= David C. Cannatella =

David C. Cannatella (born December 25, 1954 ) is an American herpetologist, systematist, zoologist, and professor of integrative biology at the University of Texas at Austin.

Cannatella earned a Bachelor of Science degree at the University of Southwestern Louisiana in 1976. He then studied systematics and ecology at the University of Kansas, receiving his Ph.D. under the supervision of Linda Trueb in 1985. His dissertation was on the phylogeny of primitive frogs (archaeobatrachians).

From 1986 to 1988, he completed postdoctoral studies under the supervision of David B. Wake and Marvalee H. Wake at the University of California, Berkeley. From 1988 to 1990 he was an assistant professor and curator at the Museum of Natural Science and the Department of Zoology and Physiology at Louisiana State University in Baton Rouge. In 1990, he became curator at the Texas Memorial Museum at the University of Texas at Austin. From 1995 to 2000 he was a senior lecturer in the Department of Zoology at the University of Texas at Austin, and from 2001 to 2004 in the renamed Department of Integrative Biology. He was associate professor from 2005 to 2007, and since 2007, he has been a full professor in the department. In 2023, he was named department chair of the Department of Integrative Biology.

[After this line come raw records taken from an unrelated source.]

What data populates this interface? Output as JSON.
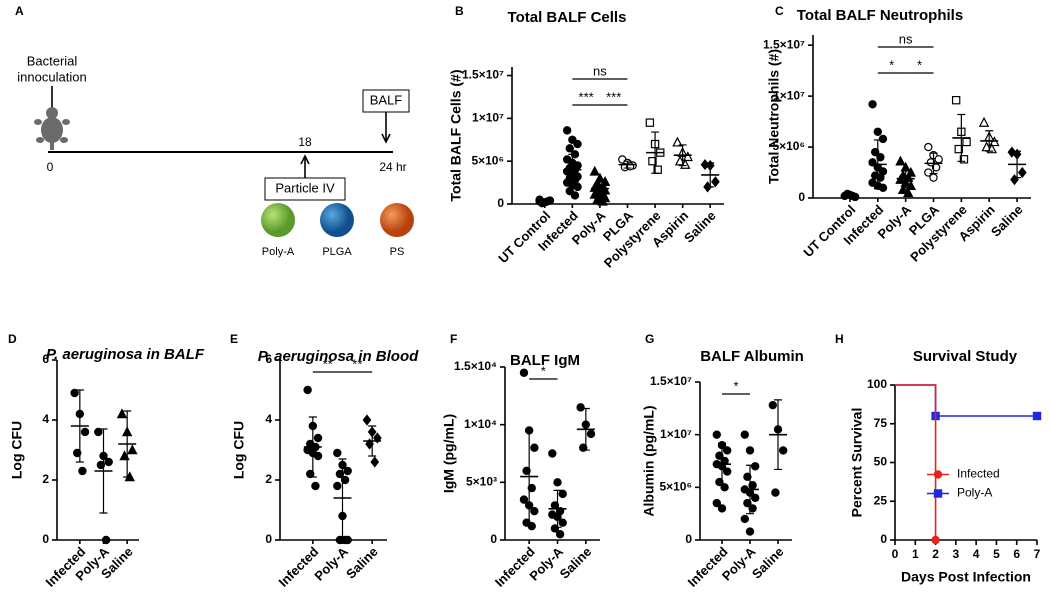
{
  "diagram": {
    "panel": "A",
    "inoculation": [
      "Bacterial",
      "innoculation"
    ],
    "time_start": "0",
    "time_mid": "18",
    "time_end": "24 hr",
    "balf": "BALF",
    "particle": "Particle IV",
    "particles": [
      "Poly-A",
      "PLGA",
      "PS"
    ]
  },
  "chart_data": [
    {
      "type": "dotplot",
      "panel": "B",
      "title": "Total BALF Cells",
      "ylabel": "Total BALF Cells (#)",
      "categories": [
        "UT Control",
        "Infected",
        "Poly-A",
        "PLGA",
        "Polystyrene",
        "Aspirin",
        "Saline"
      ],
      "markers": [
        "circle",
        "circle",
        "triangle",
        "circle-open",
        "square-open",
        "triangle-open",
        "diamond"
      ],
      "points": [
        [
          300000,
          200000,
          400000,
          100000,
          300000,
          500000
        ],
        [
          8600000,
          7500000,
          7000000,
          6500000,
          5800000,
          5200000,
          4800000,
          4500000,
          4200000,
          4000000,
          3800000,
          3500000,
          3200000,
          3000000,
          2800000,
          2500000,
          2200000,
          2000000,
          1500000,
          1000000
        ],
        [
          3800000,
          3000000,
          2600000,
          2300000,
          2000000,
          1900000,
          1800000,
          1600000,
          1500000,
          1300000,
          1100000,
          900000,
          700000,
          500000,
          300000
        ],
        [
          5200000,
          4800000,
          4500000,
          4300000,
          4400000
        ],
        [
          9500000,
          7000000,
          6000000,
          5000000,
          4000000
        ],
        [
          7200000,
          6000000,
          5500000,
          5000000,
          4600000
        ],
        [
          4600000,
          4500000,
          2600000,
          2000000
        ]
      ],
      "mean": [
        300000,
        4000000,
        1800000,
        4600000,
        6000000,
        5700000,
        3400000
      ],
      "sd": [
        150000,
        1800000,
        1000000,
        400000,
        2400000,
        1200000,
        1400000
      ],
      "comparisons": [
        {
          "label": "ns",
          "groups": [
            "Infected",
            "PLGA"
          ]
        },
        {
          "label": "***",
          "groups": [
            "Infected",
            "Poly-A"
          ]
        },
        {
          "label": "***",
          "groups": [
            "Poly-A",
            "PLGA"
          ]
        }
      ],
      "ylim": [
        0,
        16000000
      ],
      "yticks": [
        0,
        {
          "value": 5000000,
          "label": "5×10⁶"
        },
        {
          "value": 10000000,
          "label": "1×10⁷"
        },
        {
          "value": 15000000,
          "label": "1.5×10⁷"
        }
      ]
    },
    {
      "type": "dotplot",
      "panel": "C",
      "title": "Total BALF Neutrophils",
      "ylabel": "Total Neutrophils (#)",
      "categories": [
        "UT Control",
        "Infected",
        "Poly-A",
        "PLGA",
        "Polystyrene",
        "Aspirin",
        "Saline"
      ],
      "markers": [
        "circle",
        "circle",
        "triangle",
        "circle-open",
        "square-open",
        "triangle-open",
        "diamond"
      ],
      "points": [
        [
          200000,
          300000,
          100000,
          400000,
          200000
        ],
        [
          9200000,
          6500000,
          5800000,
          4500000,
          4000000,
          3500000,
          3000000,
          2600000,
          2200000,
          2000000,
          1500000,
          1200000,
          1000000
        ],
        [
          3600000,
          3000000,
          2500000,
          2200000,
          2000000,
          1800000,
          1500000,
          1200000,
          800000,
          500000
        ],
        [
          5000000,
          4200000,
          3800000,
          3500000,
          3000000,
          2500000,
          2000000
        ],
        [
          9600000,
          6500000,
          5500000,
          4800000,
          3800000
        ],
        [
          7400000,
          6000000,
          5500000,
          5000000,
          4800000
        ],
        [
          4500000,
          4300000,
          2500000,
          1800000
        ]
      ],
      "mean": [
        250000,
        3300000,
        1900000,
        3400000,
        5900000,
        5600000,
        3300000
      ],
      "sd": [
        100000,
        2400000,
        900000,
        1000000,
        2300000,
        1000000,
        1300000
      ],
      "comparisons": [
        {
          "label": "ns",
          "groups": [
            "Infected",
            "PLGA"
          ]
        },
        {
          "label": "*",
          "groups": [
            "Infected",
            "Poly-A"
          ]
        },
        {
          "label": "*",
          "groups": [
            "Poly-A",
            "PLGA"
          ]
        }
      ],
      "ylim": [
        0,
        16000000
      ],
      "yticks": [
        0,
        {
          "value": 5000000,
          "label": "5×10⁶"
        },
        {
          "value": 10000000,
          "label": "1×10⁷"
        },
        {
          "value": 15000000,
          "label": "1.5×10⁷"
        }
      ]
    },
    {
      "type": "dotplot",
      "panel": "D",
      "title": "P. aeruginosa in BALF",
      "ylabel": "Log CFU",
      "categories": [
        "Infected",
        "Poly-A",
        "Saline"
      ],
      "markers": [
        "circle",
        "circle",
        "triangle"
      ],
      "points": [
        [
          4.9,
          4.2,
          3.6,
          2.9,
          2.3
        ],
        [
          3.6,
          2.8,
          2.6,
          2.5,
          0
        ],
        [
          4.2,
          3.6,
          3.0,
          2.8,
          2.1
        ]
      ],
      "mean": [
        3.8,
        2.3,
        3.2
      ],
      "sd": [
        1.2,
        1.4,
        1.1
      ],
      "comparisons": [],
      "ylim": [
        0,
        6
      ],
      "yticks": [
        0,
        2,
        4,
        6
      ]
    },
    {
      "type": "dotplot",
      "panel": "E",
      "title": "P. aeruginosa in Blood",
      "ylabel": "Log CFU",
      "categories": [
        "Infected",
        "Poly-A",
        "Saline"
      ],
      "markers": [
        "circle",
        "circle",
        "diamond"
      ],
      "points": [
        [
          5.0,
          3.8,
          3.4,
          3.2,
          3.1,
          3.0,
          2.9,
          2.8,
          2.2,
          1.8
        ],
        [
          2.9,
          2.5,
          2.3,
          2.2,
          2.0,
          1.8,
          0.8,
          0,
          0,
          0
        ],
        [
          4.0,
          3.6,
          3.4,
          3.2,
          2.6
        ]
      ],
      "mean": [
        3.1,
        1.4,
        3.3
      ],
      "sd": [
        1.0,
        1.3,
        0.5
      ],
      "comparisons": [
        {
          "label": "**",
          "groups": [
            "Infected",
            "Poly-A"
          ]
        },
        {
          "label": "**",
          "groups": [
            "Poly-A",
            "Saline"
          ]
        }
      ],
      "ylim": [
        0,
        6
      ],
      "yticks": [
        0,
        2,
        4,
        6
      ]
    },
    {
      "type": "dotplot",
      "panel": "F",
      "title": "BALF IgM",
      "ylabel": "IgM (pg/mL)",
      "categories": [
        "Infected",
        "Poly-A",
        "Saline"
      ],
      "markers": [
        "circle",
        "circle",
        "circle"
      ],
      "points": [
        [
          14500,
          9500,
          8000,
          6000,
          4500,
          3500,
          3000,
          2500,
          1500,
          1200
        ],
        [
          7500,
          5000,
          4000,
          3000,
          2500,
          2200,
          2000,
          1500,
          1000,
          500
        ],
        [
          11500,
          10000,
          9200,
          8000
        ]
      ],
      "mean": [
        5500,
        2700,
        9600
      ],
      "sd": [
        4000,
        1600,
        1800
      ],
      "comparisons": [
        {
          "label": "*",
          "groups": [
            "Infected",
            "Poly-A"
          ]
        }
      ],
      "ylim": [
        0,
        15000
      ],
      "yticks": [
        0,
        {
          "value": 5000,
          "label": "5×10³"
        },
        {
          "value": 10000,
          "label": "1×10⁴"
        },
        {
          "value": 15000,
          "label": "1.5×10⁴"
        }
      ]
    },
    {
      "type": "dotplot",
      "panel": "G",
      "title": "BALF Albumin",
      "ylabel": "Albumin (pg/mL)",
      "categories": [
        "Infected",
        "Poly-A",
        "Saline"
      ],
      "markers": [
        "circle",
        "circle",
        "circle"
      ],
      "points": [
        [
          10000000,
          9000000,
          8500000,
          8000000,
          7500000,
          7200000,
          7000000,
          6500000,
          5500000,
          5000000,
          3500000,
          3000000
        ],
        [
          10000000,
          8500000,
          7000000,
          6000000,
          5200000,
          4800000,
          4500000,
          4000000,
          3500000,
          3000000,
          2000000,
          800000
        ],
        [
          12800000,
          10500000,
          8500000,
          4500000
        ]
      ],
      "mean": [
        7200000,
        4800000,
        10000000
      ],
      "sd": [
        2000000,
        2300000,
        3300000
      ],
      "comparisons": [
        {
          "label": "*",
          "groups": [
            "Infected",
            "Poly-A"
          ]
        }
      ],
      "ylim": [
        0,
        15000000
      ],
      "yticks": [
        0,
        {
          "value": 5000000,
          "label": "5×10⁶"
        },
        {
          "value": 10000000,
          "label": "1×10⁷"
        },
        {
          "value": 15000000,
          "label": "1.5×10⁷"
        }
      ]
    },
    {
      "type": "line",
      "panel": "H",
      "title": "Survival Study",
      "ylabel": "Percent Survival",
      "xlabel": "Days Post Infection",
      "step": true,
      "legend": "right",
      "series": [
        {
          "name": "Infected",
          "color": "#e8211c",
          "marker": "circle",
          "x": [
            0,
            2
          ],
          "values": [
            100,
            0
          ]
        },
        {
          "name": "Poly-A",
          "color": "#1d28e0",
          "marker": "square",
          "x": [
            0,
            2,
            7
          ],
          "values": [
            100,
            80,
            80
          ]
        }
      ],
      "xlim": [
        0,
        7
      ],
      "xticks": [
        0,
        1,
        2,
        3,
        4,
        5,
        6,
        7
      ],
      "ylim": [
        0,
        100
      ],
      "yticks": [
        0,
        25,
        50,
        75,
        100
      ]
    }
  ]
}
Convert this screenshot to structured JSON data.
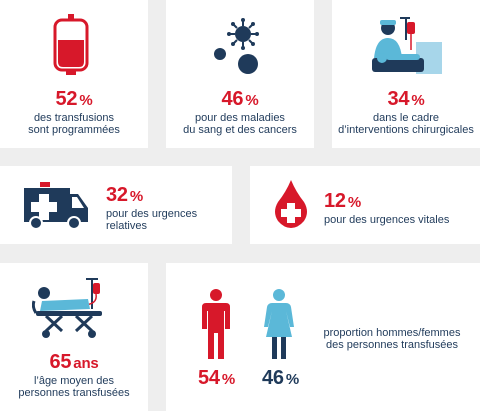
{
  "stats": {
    "programmed": {
      "value": "52",
      "unit": "%",
      "line1": "des transfusions",
      "line2": "sont programmées"
    },
    "blood_cancer": {
      "value": "46",
      "unit": "%",
      "line1": "pour des maladies",
      "line2": "du sang et des cancers"
    },
    "surgery": {
      "value": "34",
      "unit": "%",
      "line1": "dans le cadre",
      "line2": "d’interventions chirurgicales"
    },
    "relative_emergency": {
      "value": "32",
      "unit": "%",
      "line1": "pour des urgences",
      "line2": "relatives"
    },
    "vital_emergency": {
      "value": "12",
      "unit": "%",
      "line1": "pour des urgences vitales"
    },
    "mean_age": {
      "value": "65",
      "unit": "ans",
      "line1": "l’âge moyen des",
      "line2": "personnes transfusées"
    },
    "gender": {
      "men": {
        "value": "54",
        "unit": "%"
      },
      "women": {
        "value": "46",
        "unit": "%"
      },
      "line1": "proportion hommes/femmes",
      "line2": "des personnes transfusées"
    }
  },
  "colors": {
    "red": "#d7182a",
    "navy": "#1f3a5a",
    "light_blue": "#5bb8d8",
    "card": "#ffffff",
    "background": "#eeeeee"
  },
  "icons": [
    "blood-bag-icon",
    "virus-icon",
    "surgeon-icon",
    "ambulance-icon",
    "blood-drop-cross-icon",
    "stretcher-patient-icon",
    "man-icon",
    "woman-icon"
  ]
}
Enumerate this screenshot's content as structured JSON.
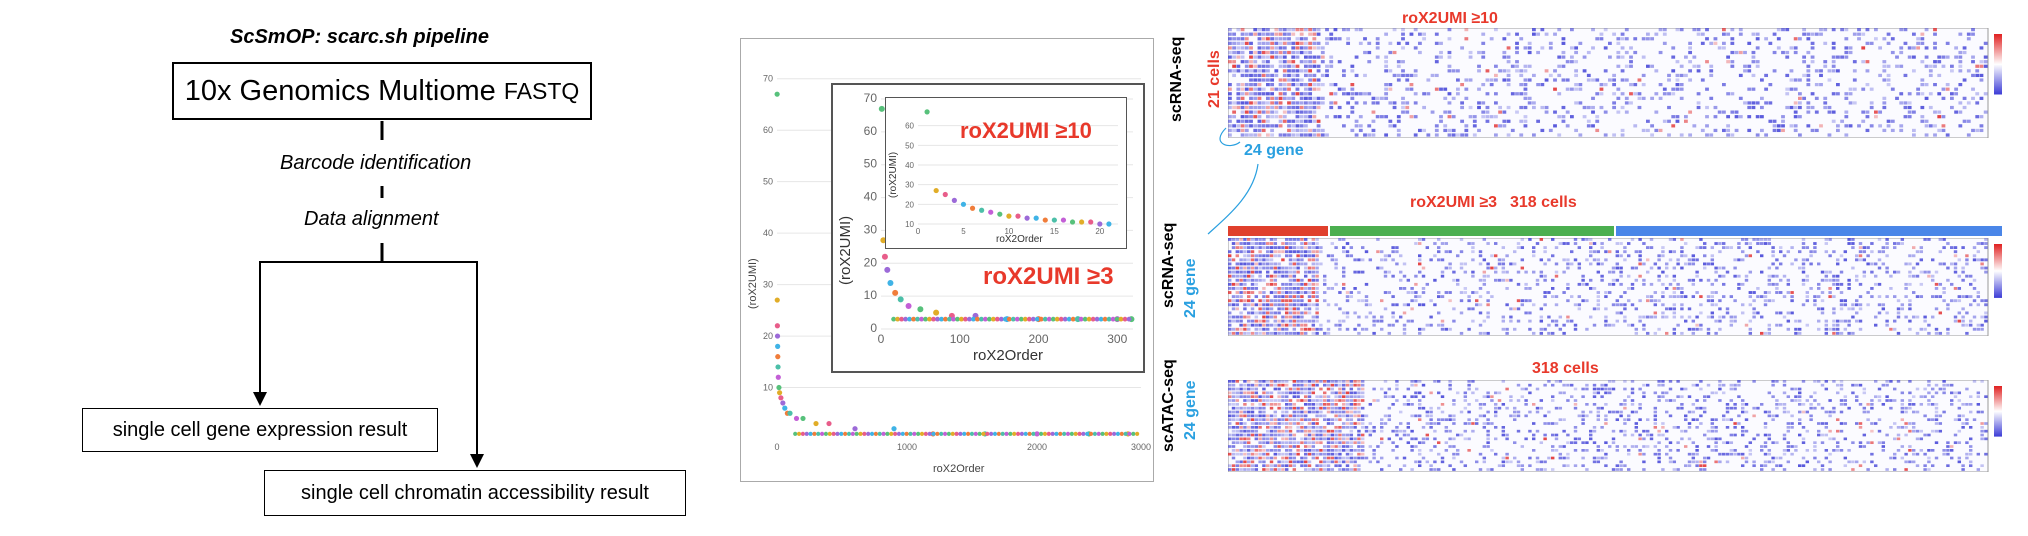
{
  "pipeline": {
    "title": "ScSmOP: scarc.sh pipeline",
    "input_main": "10x Genomics Multiome ",
    "input_suffix": "FASTQ",
    "step1": "Barcode identification",
    "step2": "Data alignment",
    "output_gene": "single cell gene expression result",
    "output_chromatin": "single cell chromatin accessibility result"
  },
  "scatter": {
    "ylabel": "(roX2UMI)",
    "xlabel": "roX2Order",
    "inset_ylabel": "(roX2UMI)",
    "inset_xlabel": "roX2Order",
    "inner_ylabel": "(roX2UMI)",
    "inner_xlabel": "roX2Order",
    "annot_high": "roX2UMI ≥10",
    "annot_low": "roX2UMI ≥3"
  },
  "chart_data": [
    {
      "type": "scatter",
      "xlabel": "roX2Order",
      "ylabel": "(roX2UMI)",
      "xlim": [
        0,
        2800
      ],
      "ylim": [
        0,
        75
      ],
      "x_ticks": [
        0,
        1000,
        2000,
        3000
      ],
      "y_ticks": [
        10,
        20,
        30,
        40,
        50,
        60,
        70
      ],
      "grid": true,
      "points_x": [
        1,
        2,
        3,
        4,
        5,
        6,
        8,
        10,
        15,
        20,
        30,
        45,
        60,
        80,
        100,
        150,
        200,
        300,
        400,
        600,
        900,
        1200,
        1600,
        2000,
        2400,
        2700
      ],
      "points_y": [
        67,
        27,
        22,
        20,
        18,
        16,
        14,
        12,
        10,
        9,
        8,
        7,
        6,
        5,
        5,
        4,
        4,
        3,
        3,
        2,
        2,
        1,
        1,
        1,
        1,
        1
      ]
    },
    {
      "type": "scatter",
      "xlabel": "roX2Order",
      "ylabel": "(roX2UMI)",
      "xlim": [
        0,
        320
      ],
      "ylim": [
        0,
        70
      ],
      "x_ticks": [
        0,
        100,
        200,
        300
      ],
      "y_ticks": [
        0,
        10,
        20,
        30,
        40,
        50,
        60,
        70
      ],
      "points_x": [
        1,
        3,
        5,
        8,
        12,
        18,
        25,
        35,
        50,
        70,
        90,
        120,
        160,
        200,
        250,
        300,
        318
      ],
      "points_y": [
        67,
        27,
        22,
        18,
        14,
        11,
        9,
        7,
        6,
        5,
        4,
        4,
        3,
        3,
        3,
        3,
        3
      ]
    },
    {
      "type": "scatter",
      "xlabel": "roX2Order",
      "ylabel": "(roX2UMI)",
      "xlim": [
        0,
        22
      ],
      "ylim": [
        10,
        70
      ],
      "x_ticks": [
        0,
        5,
        10,
        15,
        20
      ],
      "y_ticks": [
        10,
        20,
        30,
        40,
        50,
        60
      ],
      "points_x": [
        1,
        2,
        3,
        4,
        5,
        6,
        7,
        8,
        9,
        10,
        11,
        12,
        13,
        14,
        15,
        16,
        17,
        18,
        19,
        20,
        21
      ],
      "points_y": [
        67,
        27,
        25,
        22,
        20,
        18,
        17,
        16,
        15,
        14,
        14,
        13,
        13,
        12,
        12,
        12,
        11,
        11,
        11,
        10,
        10
      ]
    }
  ],
  "heatmaps": {
    "top": {
      "title": "roX2UMI ≥10",
      "side_label": "scRNA-seq",
      "cells_label": "21 cells",
      "gene_label": "24 gene"
    },
    "middle": {
      "title_a": "roX2UMI ≥3",
      "title_b": "318 cells",
      "side_label": "scRNA-seq",
      "gene_label": "24 gene"
    },
    "bottom": {
      "title": "318 cells",
      "side_label": "scATAC-seq",
      "gene_label": "24 gene"
    }
  },
  "colors": {
    "annotation_red": "#e8392b",
    "annotation_blue": "#2aa0e0",
    "bar_red": "#e0402d",
    "bar_green": "#4caf50",
    "bar_blue": "#4a86e8",
    "heat_low": "#3b3bd6",
    "heat_high": "#e02020"
  }
}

Cannatella was president of the American Society of Ichthyologists and Herpetologists in 2002-2003 and president of the Society of Systematic Biologists in 2004–2005. In 2011–2012, he did research as a Fulbright Scholar in Brazil.

Cannatella is a contributor to the Tree of Life Web Project, where he writes about the superorder Salientia.

==Research interests==
Cannatella's lab studies a wide range of topics, but all linked by a model-clade perspective of amphibians. Topics include

- Mimicry, diet specialization, and origins of defense in Poison Frogs
- Systematics, phylogeography, and biodiversity of Neotropical frogs
- Evolution of acoustic communication
- Ecophysiology of thermoregulation and reflectance
- Evolution of early birds
- Phylogenomics of amphibians
- Timetree calibrations based on frog fossils
- Species delimitation in spring and cave salamanders (Eurycea)
- Evolutionary patterns in morphological traits

== First descriptions of taxa by Cannatella ==
Cannatella is credited with the first descriptions of the following taxa:

- Atelopus lynchi
- Atelopus peruensis
- Cochranella bejaranoi
- Cochranella phenax
- Cochranella pluvialis
- Engystomops coloradorum
- Engystomops guayaco
- Engystomops montubio
- Engystomops randi
- Frostius pernambucensis
- Hyalinobatrachium bergeri
- Hylomantis psilopygion
- Hypodactylus lucida
- Lynchius nebulanastes
- Osornophryne talipes
- Phyllomedusa atelopoides
- Phyllomedusa duellmani
- Phyllomedusa ecuatoriana
- Pristimantis achuar
- Pristimantis altamnis
- Pristimantis kichwarum
- Pseudacris fouquettei
- Truebella
- Truebella skoptes
- Truebella tothastes

== Honors ==
In 2012, the frog species Aromobates cannatellai and Osteocephalus cannatellai were named after Cannatella. The species Hypotdactylus lucida and Osornophryne talipes, described by Cannatella in 1984 and 1986 respectively have the trivial names "Cannatella's Andes Frog" and "Cannatella's Plump Toad".